Edit: after peeking into the code, I agree with the idea of creating a new common code component, which can be used independently (i.e. does not require building of the full desired-model).

1 Like

Several years ago I started also a refactoring process to split a large monolithic code-base into smaller modular bricks and one of the first problems I had was how to break certain circular dependencies. Procedure pointers were the magic bullet that enabled it as it was possible then to abstract away certain procedures which I needed to know their signature but for which I could simply leave either a null function pointer or have a “default” behavior within the (newly created) library and change the behavior by pointing to the actual procedure in the application depending on the library.

1 Like

@ivanpribec and @kkifonidis I’ve looked closer at my simplified example and realized that I may need to re-frame the question to more accurately reflect my problem.

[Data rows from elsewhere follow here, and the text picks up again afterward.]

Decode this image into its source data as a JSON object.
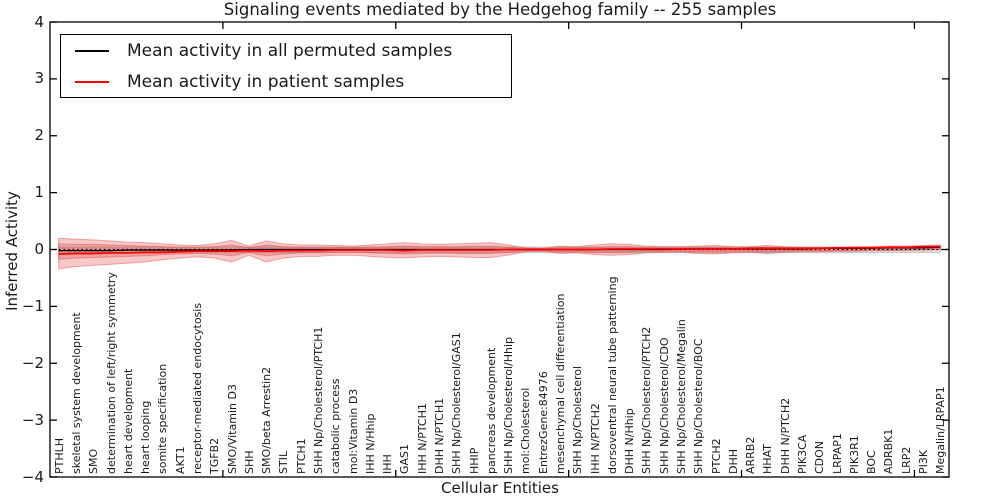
{
  "chart_data": {
    "type": "line",
    "title": "Signaling events mediated by the Hedgehog family -- 255 samples",
    "xlabel": "Cellular Entities",
    "ylabel": "Inferred Activity",
    "ylim": [
      -4,
      4
    ],
    "yticks": [
      -4,
      -3,
      -2,
      -1,
      0,
      1,
      2,
      3,
      4
    ],
    "xticks": [
      10,
      20,
      30,
      40,
      50
    ],
    "x_count": 52,
    "grid": false,
    "legend_position": "upper left",
    "categories": [
      "PTHLH",
      "skeletal system development",
      "SMO",
      "determination of left/right symmetry",
      "heart development",
      "heart looping",
      "somite specification",
      "AKT1",
      "receptor-mediated endocytosis",
      "TGFB2",
      "SMO/Vitamin D3",
      "SHH",
      "SMO/beta Arrestin2",
      "STIL",
      "PTCH1",
      "SHH Np/Cholesterol/PTCH1",
      "catabolic process",
      "mol:Vitamin D3",
      "IHH N/Hhip",
      "IHH",
      "GAS1",
      "IHH N/PTCH1",
      "DHH N/PTCH1",
      "SHH Np/Cholesterol/GAS1",
      "HHIP",
      "pancreas development",
      "SHH Np/Cholesterol/Hhip",
      "mol:Cholesterol",
      "EntrezGene:84976",
      "mesenchymal cell differentiation",
      "SHH Np/Cholesterol",
      "IHH N/PTCH2",
      "dorsoventral neural tube patterning",
      "DHH N/Hhip",
      "SHH Np/Cholesterol/PTCH2",
      "SHH Np/Cholesterol/CDO",
      "SHH Np/Cholesterol/Megalin",
      "SHH Np/Cholesterol/BOC",
      "PTCH2",
      "DHH",
      "ARRB2",
      "HHAT",
      "DHH N/PTCH2",
      "PIK3CA",
      "CDON",
      "LRPAP1",
      "PIK3R1",
      "BOC",
      "ADRBK1",
      "LRP2",
      "PI3K",
      "Megalin/LRPAP1"
    ],
    "series": [
      {
        "name": "Mean activity in all permuted samples",
        "color": "#000000",
        "width": 1.3,
        "values": [
          -0.02,
          -0.02,
          -0.02,
          -0.02,
          -0.01,
          -0.01,
          -0.01,
          -0.01,
          -0.01,
          -0.01,
          -0.01,
          0.0,
          0.0,
          0.0,
          0.0,
          0.0,
          0.0,
          0.0,
          0.0,
          0.0,
          0.0,
          0.0,
          0.0,
          0.0,
          0.0,
          0.0,
          0.0,
          0.0,
          0.0,
          0.0,
          0.0,
          0.0,
          0.0,
          0.0,
          0.0,
          0.0,
          0.01,
          0.01,
          0.01,
          0.01,
          0.01,
          0.01,
          0.01,
          0.01,
          0.02,
          0.02,
          0.02,
          0.02,
          0.03,
          0.03,
          0.03,
          0.04
        ]
      },
      {
        "name": "Mean activity in patient samples",
        "color": "#ff0000",
        "width": 1.7,
        "values": [
          -0.08,
          -0.07,
          -0.07,
          -0.06,
          -0.06,
          -0.05,
          -0.05,
          -0.04,
          -0.03,
          -0.03,
          -0.03,
          -0.02,
          -0.03,
          -0.02,
          -0.02,
          -0.02,
          -0.01,
          -0.01,
          -0.01,
          -0.01,
          -0.02,
          -0.01,
          -0.01,
          -0.01,
          -0.01,
          -0.01,
          0.0,
          0.0,
          0.0,
          0.0,
          0.0,
          0.0,
          0.01,
          0.01,
          0.01,
          0.01,
          0.01,
          0.01,
          0.01,
          0.01,
          0.02,
          0.02,
          0.02,
          0.02,
          0.02,
          0.03,
          0.03,
          0.03,
          0.04,
          0.04,
          0.05,
          0.05
        ]
      }
    ],
    "bands": [
      {
        "name": "permuted-std-band",
        "color": "#aaaaaa",
        "opacity": 0.4,
        "top": 0.045,
        "bottom": -0.055
      },
      {
        "name": "patient-std-outer-band",
        "color": "#e04848",
        "opacity": 0.3,
        "top": [
          0.2,
          0.18,
          0.17,
          0.15,
          0.13,
          0.12,
          0.1,
          0.08,
          0.07,
          0.1,
          0.16,
          0.06,
          0.15,
          0.1,
          0.08,
          0.08,
          0.07,
          0.06,
          0.08,
          0.1,
          0.12,
          0.1,
          0.09,
          0.1,
          0.11,
          0.12,
          0.08,
          0.03,
          0.02,
          0.06,
          0.05,
          0.08,
          0.1,
          0.09,
          0.06,
          0.05,
          0.05,
          0.06,
          0.07,
          0.05,
          0.05,
          0.07,
          0.05,
          0.04,
          0.04,
          0.04,
          0.05,
          0.05,
          0.06,
          0.06,
          0.07,
          0.08
        ],
        "bottom": [
          -0.34,
          -0.3,
          -0.28,
          -0.26,
          -0.24,
          -0.22,
          -0.18,
          -0.15,
          -0.13,
          -0.15,
          -0.22,
          -0.1,
          -0.22,
          -0.15,
          -0.12,
          -0.12,
          -0.1,
          -0.1,
          -0.12,
          -0.14,
          -0.15,
          -0.13,
          -0.12,
          -0.13,
          -0.14,
          -0.14,
          -0.1,
          -0.04,
          -0.03,
          -0.07,
          -0.06,
          -0.09,
          -0.1,
          -0.09,
          -0.06,
          -0.05,
          -0.05,
          -0.07,
          -0.08,
          -0.06,
          -0.05,
          -0.07,
          -0.05,
          -0.04,
          -0.04,
          -0.03,
          -0.03,
          -0.02,
          -0.02,
          -0.01,
          -0.01,
          0.0
        ]
      },
      {
        "name": "patient-std-inner-band",
        "color": "#e04848",
        "opacity": 0.3,
        "top": [
          0.1,
          0.09,
          0.09,
          0.08,
          0.07,
          0.06,
          0.05,
          0.04,
          0.04,
          0.05,
          0.08,
          0.03,
          0.08,
          0.05,
          0.04,
          0.04,
          0.04,
          0.03,
          0.04,
          0.05,
          0.06,
          0.05,
          0.05,
          0.05,
          0.06,
          0.06,
          0.04,
          0.02,
          0.01,
          0.03,
          0.03,
          0.04,
          0.05,
          0.05,
          0.03,
          0.03,
          0.03,
          0.03,
          0.04,
          0.03,
          0.03,
          0.04,
          0.03,
          0.02,
          0.02,
          0.02,
          0.03,
          0.03,
          0.03,
          0.03,
          0.04,
          0.04
        ],
        "bottom": [
          -0.17,
          -0.15,
          -0.14,
          -0.13,
          -0.12,
          -0.11,
          -0.09,
          -0.08,
          -0.07,
          -0.08,
          -0.11,
          -0.05,
          -0.11,
          -0.08,
          -0.06,
          -0.06,
          -0.05,
          -0.05,
          -0.06,
          -0.07,
          -0.08,
          -0.07,
          -0.06,
          -0.07,
          -0.07,
          -0.07,
          -0.05,
          -0.02,
          -0.02,
          -0.04,
          -0.03,
          -0.05,
          -0.05,
          -0.05,
          -0.03,
          -0.03,
          -0.03,
          -0.04,
          -0.04,
          -0.03,
          -0.03,
          -0.04,
          -0.03,
          -0.02,
          -0.02,
          -0.02,
          -0.02,
          -0.01,
          -0.01,
          -0.01,
          0.0,
          0.01
        ]
      }
    ],
    "zero_line": {
      "value": 0,
      "style": "dotted",
      "color": "#000000"
    },
    "frame_color": "#000000"
  }
}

I think the root of the issue is not that there is some sort of circular dependency, since actually mo_feature.f90 does use mo_grid.f90 but mo_grid.f90 does not use mo_feature.f90. So I realize that it is incorrect to call my problem a circular dependency issue since dependency between those modules is acyclic. Rather the root is more that there is tight coupling between mo_feature.f90 and other modules in desired-model/src. So I should probably rename my post something related to tight coupling, which is more of a design problem than a Fortran specific problem, but nevertheless the insight from Fortran users has been useful as this is the lang for the codebase. I’ll think about this some more and definitely take into consideration the advice and pointers you all have given! I realize now my problem is more generic than I thought, though the suggestions arising from my post such as procedure pointers are very good tips :))

1 Like

I am part way down a similar track. I think the tight-coupling problem is mainly a design issue as you say, but making the coupling explicit helped me. I have been busy adding ‘only’ clauses to all ‘use’ statements, and patterns have emerged which helped see the bigger picture.